Three reasons: data, cost and awareness. SPIVA reports show most active funds (about 73% of large-cap over 10 years) underperform their benchmark. Index funds cost far less (0.10-0.20% vs 1-1.5% for active). As more investors learned this, passive AUM grew from 3% of the industry in FY17 to about 18% (Rs 14.77 lakh crore) by 2026.
Are index funds better than active funds?

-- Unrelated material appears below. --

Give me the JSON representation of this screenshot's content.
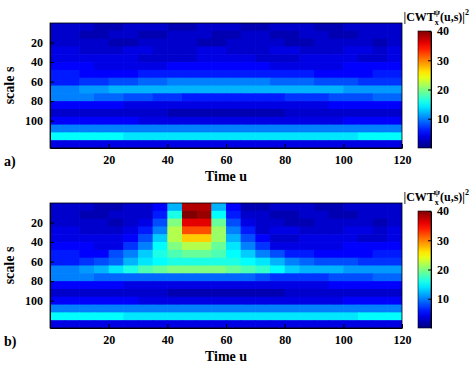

For core large-cap exposure over the long run, the evidence strongly favours low-cost index funds, since most active large-cap funds underperform after costs. Active can still add value in less-efficient segments like mid/small-cap or in debt, but picking the winning active fund in advance is hard. Many investors use a passive core with a small active satellite.
What is SPIVA?
SPIVA (S&P Indices Versus Active) is a twice-yearly scorecard from S&P Dow Jones Indices that measures how actively managed funds perform against their benchmark indices. SPIVA India consistently shows most active funds underperforming over long periods - about 73% of large-cap and 82% of mid/small-cap funds trailed their benchmark over the 10 years ending December 2025.
What is the difference between an index fund and an ETF?
Both track an index passively. An index fund is a regular mutual fund bought at end-of-day NAV, SIP-friendly, no demat account needed. An ETF (Exchange Traded Fund) trades on the stock exchange at live prices during market hours and needs a demat account, often at a slightly lower cost. For most SIP investors, an index fund is more convenient.
Is active management dead in India?
No. While most active large-cap funds underperform the index over the long run, active management can still add value in less-efficient areas like mid/small-cap (active mid/small funds had a majority-outperformance year in 2025) and in debt funds. The shift is about cost and evidence, not about active having zero role.
This article is for general education only and is not personalised investment, tax or legal advice. Mutual fund investments are subject to market risks. Read all scheme related documents carefully before investing. Tax rules are stated for the financial year 2025-26 and may change. Please consult a qualified adviser before acting on any information here.